Missing Writes with MySQL GTID

GTID-based replication makes managing replication topology easy: just CHANGE MASTER to any node and voilà. It doesn’t always work, but for the most part it does. That’s great, but it can hide a serious problem: missing writes. Even when MySQL GTID-based replication says, “OK, sure!", which is most of the time, you should double check it.

The problem begins when one MySQL node crashes and we fail over to another node. Every MySQL DBA should know that MySQL replication is asynchronous by default. Semi-sync replication requires explicit setup. Consequently, async replication means writes can and will be lost if not replicated before a crash.

Also important to remember: crash-safe replication only applies to MySQL crashes, not OS or hardware crashes. MySQL can’t be held responsible if the data center suddenly loses power.

Let’s consider two diagrams below. The top one shows node 1 (active/writable) replicating to node 2 (or “node 2 is replicating from node 1”, if you prefer). Node 2 has not yet fetched node 1 writes 5 and 6. Write 5 is in flight, but not in node 2’s relay log yet. Writes 3 and 4 are in the rely log, but 3 is being executed and 4 is being written, so neither are in node 2’s binary logs yet. Everyone’s happy.

GTID Missing Writes

Then node 1 crashes (maybe the server caught fire just a little) and comes back online. Thanks to GTID-based replication, you can easily make node 1 replicate from the new active node: node 2. But there’s a problem: node 1 has two more writes than node 2: writes 5 and 6 (green) that never replicated to node 2 before node 1 combusted.

MySQL GTID only cares if the replica is missing writes.

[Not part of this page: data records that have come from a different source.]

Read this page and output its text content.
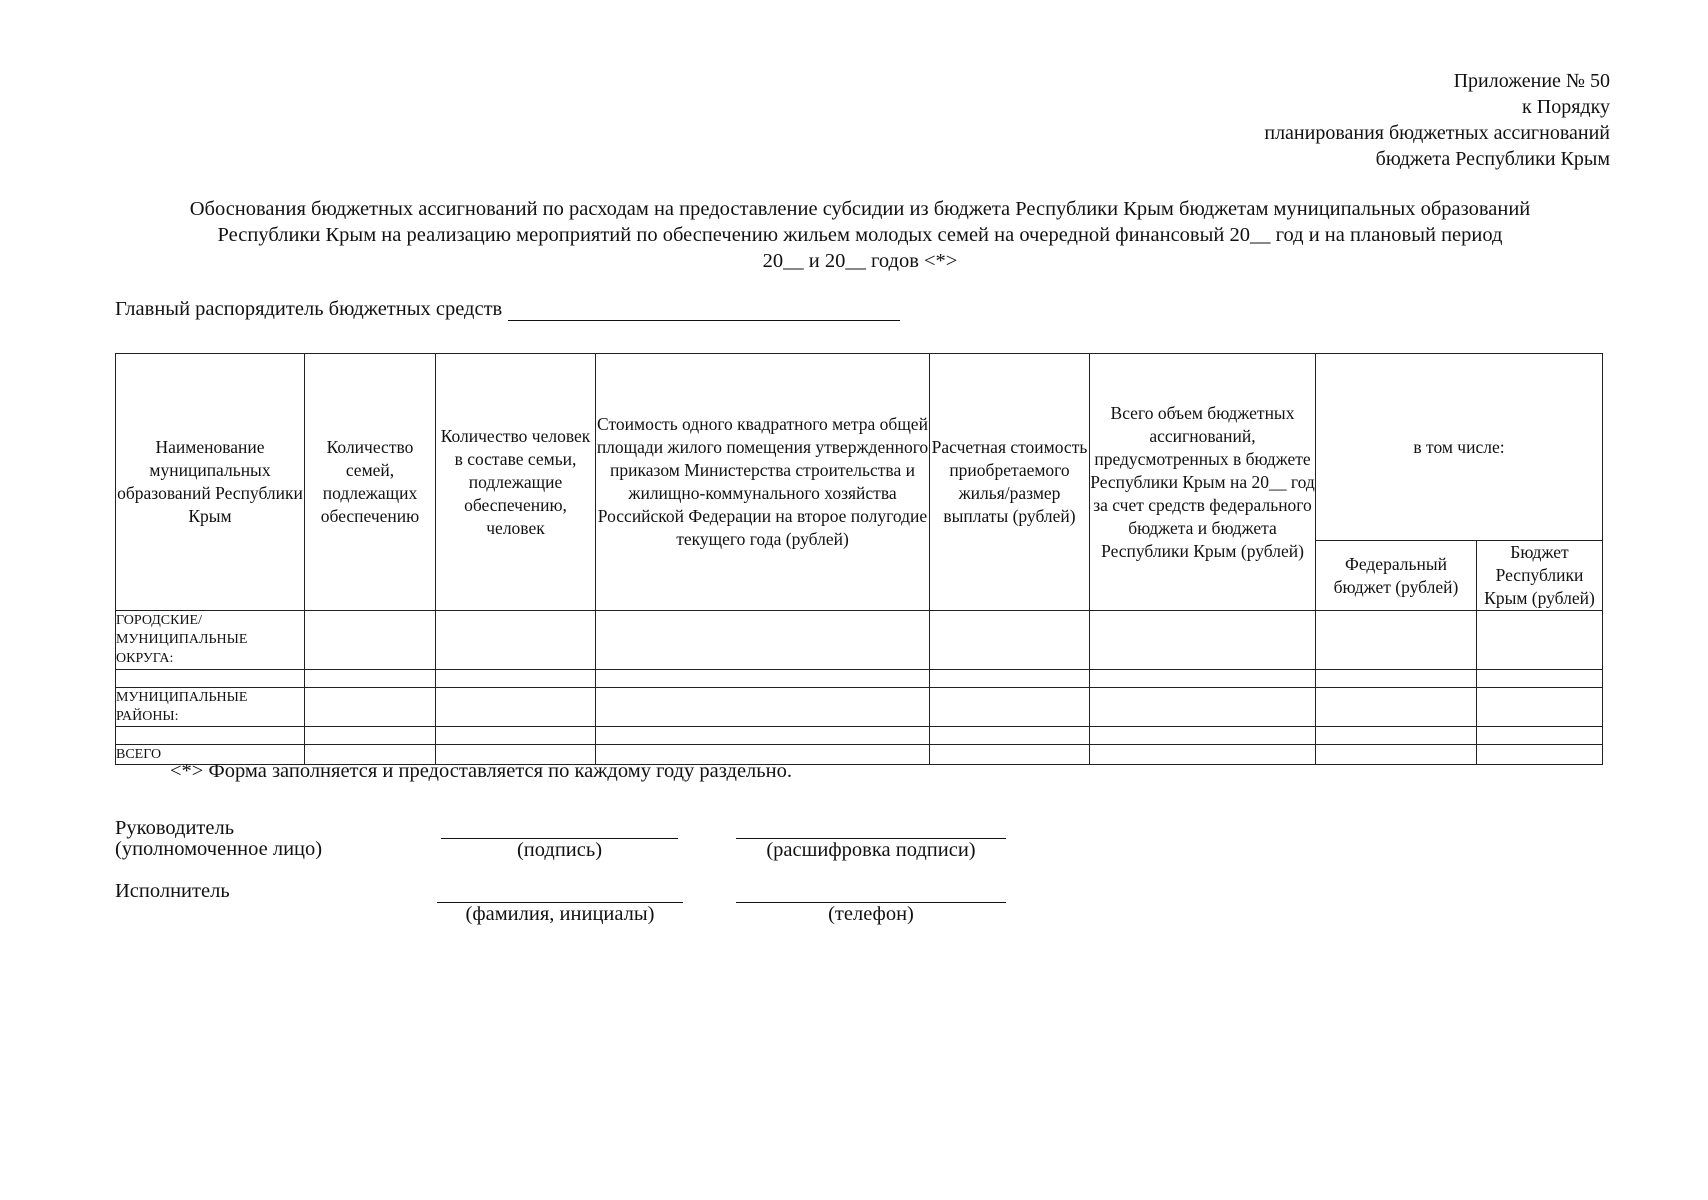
Приложение № 50
к Порядку
планирования бюджетных ассигнований
бюджета Республики Крым
Обоснования бюджетных ассигнований по расходам на предоставление субсидии из бюджета Республики Крым бюджетам муниципальных образований
Республики Крым на реализацию мероприятий по обеспечению жильем молодых семей на очередной финансовый 20__ год и на плановый период
20__ и 20__ годов <*>
Главный распорядитель бюджетных средств
Наименование муниципальных образований Республики Крым	Количество семей, подлежащих обеспечению	Количество человек в составе семьи, подлежащие обеспечению, человек	Стоимость одного квадратного метра общей площади жилого помещения утвержденного приказом Министерства строительства и жилищно-коммунального хозяйства Российской Федерации на второе полугодие текущего года (рублей)	Расчетная стоимость приобретаемого жилья/размер выплаты (рублей)	Всего объем бюджетных ассигнований, предусмотренных в бюджете Республики Крым на 20__ год за счет средств федерального бюджета и бюджета Республики Крым (рублей)	в том числе:	
						Федеральный бюджет (рублей)	Бюджет Республики Крым (рублей)
ГОРОДСКИЕ/ МУНИЦИПАЛЬНЫЕ ОКРУГА:							

МУНИЦИПАЛЬНЫЕ РАЙОНЫ:							

ВСЕГО							
<*> Форма заполняется и предоставляется по каждому году раздельно.
Руководитель
(уполномоченное лицо)	(подпись)	(расшифровка подписи)
Исполнитель
(фамилия, инициалы)	(телефон)
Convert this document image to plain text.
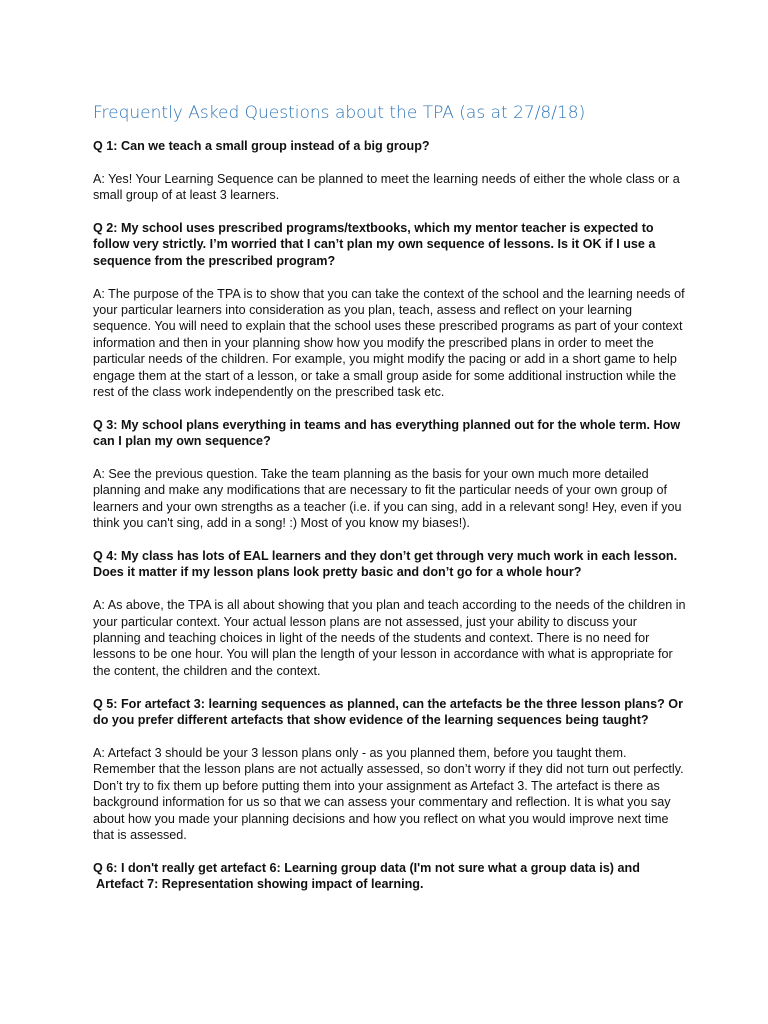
Frequently Asked Questions about the TPA (as at 27/8/18)

Q 1: Can we teach a small group instead of a big group?

A: Yes! Your Learning Sequence can be planned to meet the learning needs of either the whole class or a small group of at least 3 learners.

Q 2: My school uses prescribed programs/textbooks, which my mentor teacher is expected to follow very strictly. I’m worried that I can’t plan my own sequence of lessons. Is it OK if I use a sequence from the prescribed program?

A: The purpose of the TPA is to show that you can take the context of the school and the learning needs of your particular learners into consideration as you plan, teach, assess and reflect on your learning sequence. You will need to explain that the school uses these prescribed programs as part of your context information and then in your planning show how you modify the prescribed plans in order to meet the particular needs of the children. For example, you might modify the pacing or add in a short game to help engage them at the start of a lesson, or take a small group aside for some additional instruction while the rest of the class work independently on the prescribed task etc.

Q 3: My school plans everything in teams and has everything planned out for the whole term. How can I plan my own sequence?

A: See the previous question. Take the team planning as the basis for your own much more detailed planning and make any modifications that are necessary to fit the particular needs of your own group of learners and your own strengths as a teacher (i.e. if you can sing, add in a relevant song! Hey, even if you think you can't sing, add in a song! :) Most of you know my biases!).

Q 4: My class has lots of EAL learners and they don’t get through very much work in each lesson. Does it matter if my lesson plans look pretty basic and don’t go for a whole hour?

A: As above, the TPA is all about showing that you plan and teach according to the needs of the children in your particular context. Your actual lesson plans are not assessed, just your ability to discuss your planning and teaching choices in light of the needs of the students and context. There is no need for lessons to be one hour. You will plan the length of your lesson in accordance with what is appropriate for the content, the children and the context.

Q 5: For artefact 3: learning sequences as planned, can the artefacts be the three lesson plans? Or do you prefer different artefacts that show evidence of the learning sequences being taught?

A: Artefact 3 should be your 3 lesson plans only - as you planned them, before you taught them. Remember that the lesson plans are not actually assessed, so don’t worry if they did not turn out perfectly. Don’t try to fix them up before putting them into your assignment as Artefact 3. The artefact is there as background information for us so that we can assess your commentary and reflection. It is what you say about how you made your planning decisions and how you reflect on what you would improve next time that is assessed.

Q 6: I don't really get artefact 6: Learning group data (I'm not sure what a group data is) and
Artefact 7: Representation showing impact of learning.
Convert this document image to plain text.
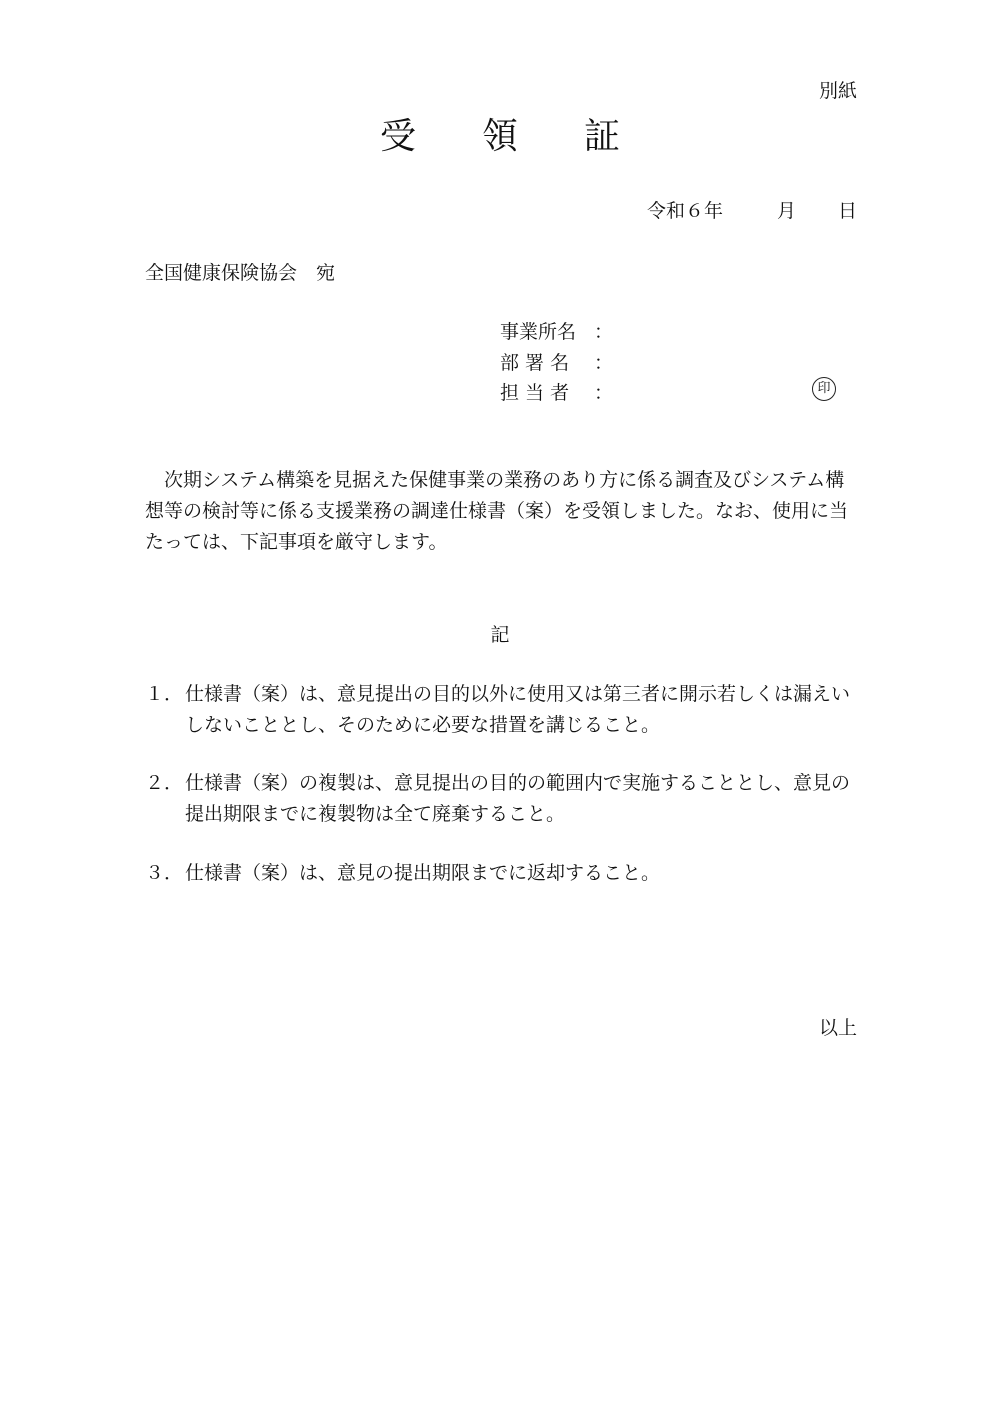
別紙
受 領 証
令和６年	月 日
全国健康保険協会　宛
事業所名 ：
部 署 名 ：
担 当 者 ：	印
　次期システム構築を見据えた保健事業の業務のあり方に係る調査及びシステム構想等の検討等に係る支援業務の調達仕様書（案）を受領しました。なお、使用に当たっては、下記事項を厳守します。
記
１． 仕様書（案）は、意見提出の目的以外に使用又は第三者に開示若しくは漏えいしないこととし、そのために必要な措置を講じること。
２． 仕様書（案）の複製は、意見提出の目的の範囲内で実施することとし、意見の提出期限までに複製物は全て廃棄すること。
３． 仕様書（案）は、意見の提出期限までに返却すること。
以上
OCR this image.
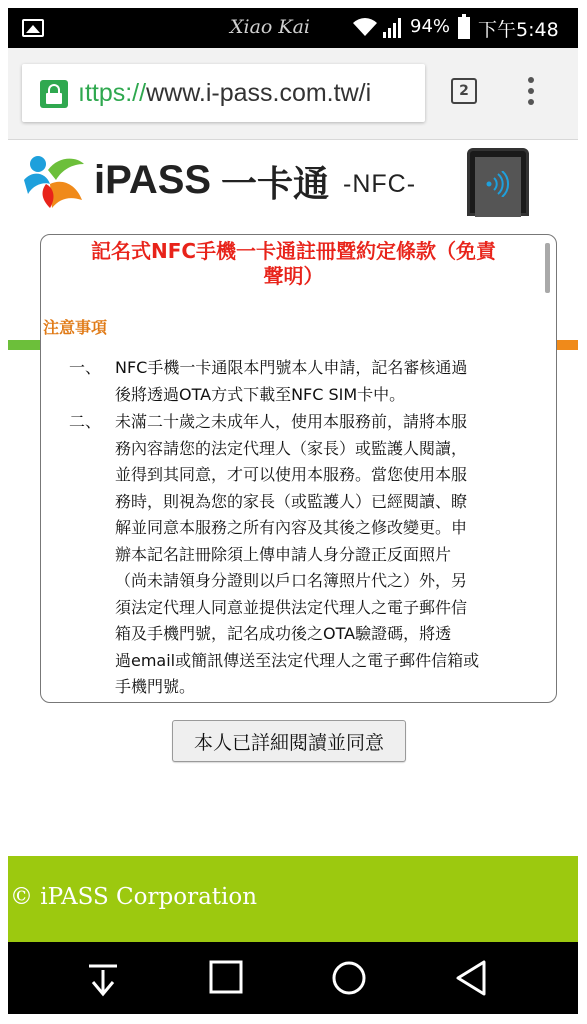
Xiao Kai	94% 下午5:48
ıttps://www.i-pass.com.tw/i	2
iPASS 一卡通 -NFC-
記名式NFC手機一卡通註冊暨約定條款（免責
聲明）
注意事項
一、 NFC手機一卡通限本門號本人申請，記名審核通過
後將透過OTA方式下載至NFC SIM卡中。
二、 未滿二十歲之未成年人，使用本服務前，請將本服
務內容請您的法定代理人（家長）或監護人閱讀，
並得到其同意，才可以使用本服務。當您使用本服
務時，則視為您的家長（或監護人）已經閱讀、瞭
解並同意本服務之所有內容及其後之修改變更。申
辦本記名註冊除須上傳申請人身分證正反面照片
（尚未請領身分證則以戶口名簿照片代之）外，另
須法定代理人同意並提供法定代理人之電子郵件信
箱及手機門號，記名成功後之OTA驗證碼，將透
過email或簡訊傳送至法定代理人之電子郵件信箱或
手機門號。
本人已詳細閱讀並同意
© iPASS Corporation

From the MySQL manual 17.1.3.3 GTID Auto-Positioning:

The master responds by sending all transactions recorded in its binary log whose GTID is not included in the GTID set sent by the slave. … sending the transactions with GTIDs that the slave is missing, and skipping the transactions that were in the GTID set sent by the slave. … This exchange ensures that the master only sends the transactions with a GTID that the slave has not already received or committed.

Normally, replicas are behind and need to catch up, i.e. they are misssing transactions. That’s why the focus is on “GTID that the slave has not already received or committed”.

Node 1 is not missing writes with respect to node 2; it has more writes. In other words, node 2 has less writes than node 1, but again: MySQL GTID only cares if the replica is missing writes, and node 2 is not the replica.

The insidious part of the problem is: you may never know and it may never cause a problem. Node 2 writes 5 and 6 (magenta) may or may not conflict with node 1 writes 5 and 6 (green). If they do, you’ll know: replication will break on node 1. If they don’t, you’ll have unknown data drift which may or may not become a problem over time. (As far as I know, pt-table-checksum is still the only tool that can detect data drift.)

But Should You?

When I said, “you can easily make node 1 replicate from the new active node: node 2”, I glossed over a very important question: Should you make node 1 replicate from node 2 after a non-MySQL crash? The safe answer is no.

The safe course of action is to rebuild node 1 (from a backup or clone from another node). But it might be safe to replicate, and rebuilding can be slow (during which the cluster has reduced redundancy). These two realities combine to make the answer “yes”, sometimes. In this case, you need to check for missing writes…

Detecting Missing Writes with GTID

If you run the Bash script below on nodes 1 and 2 after the crash (bottom diagram) it will exit 1 and report that node 1 has more writes and that node 2 is missing writes node1:5-6 (where node1 is its UUID).

#!/bin/bash

DESCRIPTION="Exit 0 if node1 writes <= node2 writes."

set -eu

usage() {
  echo "usage: $0 [options] node1 node2"
  echo "      ${DESCRIPTION}"             1>&2
  echo "      -h      Print this help"    1>&2
  exit $1
}

while getopts "a" opt; do
  case "$opt" in
    h) usage 0 ;;
    *) usage 1 ;;
  esac
done

node1="$1"
node2="$2"

mysql -h $node1 -sse "SELECT @@hostname, @@server_uuid"
mysql -h $node2 -sse "SELECT @@hostname, @@server_uuid"

node1writes=$(mysql -h $node1 -sse "SELECT @@global.gtid_executed")
node2writes=$(mysql -h $node2 -sse "SELECT @@global.gtid_executed")

is_subset=$(mysql -h $node2 -sse "SELECT GTID_SUBSET('$node1writes', '$node2writes')")

if [[ "$is_subset" != "1" ]]; then
  missing_writes=$(mysql -h $node2 -sse "SELECT GTID_SUBTRACT('$node1writes', '$node2writes')")
  echo "$node1 has more writes than $node2, DO NOT REPLICATE!" >&2
  echo "$node2 is missing writes: $missing_writes" >&2
  exit 1
fi

echo "OK, $node1 writes are a subset of $node2 writes"

Read about the GTID functions.

Having More Writes

The last paragraph of 17.1.3.3 GTID Auto-Positioning talks about the opposite problem: post-crash, node 2 having more node 1 writes than node 1 has in its own binary logs. In other words, node 1 is missing some of its own writes. As the paragraph notes, this can happen if sync_binlog=1 is not set.

As noted in the GTID section of Crash-safe MySQL Replication, sync_binlog=1 is required (as is innodb_flush_log_at_trx_commit=1). Without these, we can have a case where, in the top diagram, node 1 write 6 (green) replicates and is applied by node 2 before it’s persisted in node 1’s binary logs. Then when node 1 replicates from node 2, we run into this problem: node 1 doesn’t have it’s own write 6 but node 2 does.

Takeaway

If you use GTID replication, be careful when restarting replication on a crashed MySQL instance that was previously active (writable). The safest course of action is rebuilding the crashed instance. But if rebuild time compels you not to, be sure to check that all writes (transactions identified by GTID set) from the crashed instance were executed on the new active instance. If so, then it should be safe to replicate, but also run pt-table-checksum to verify.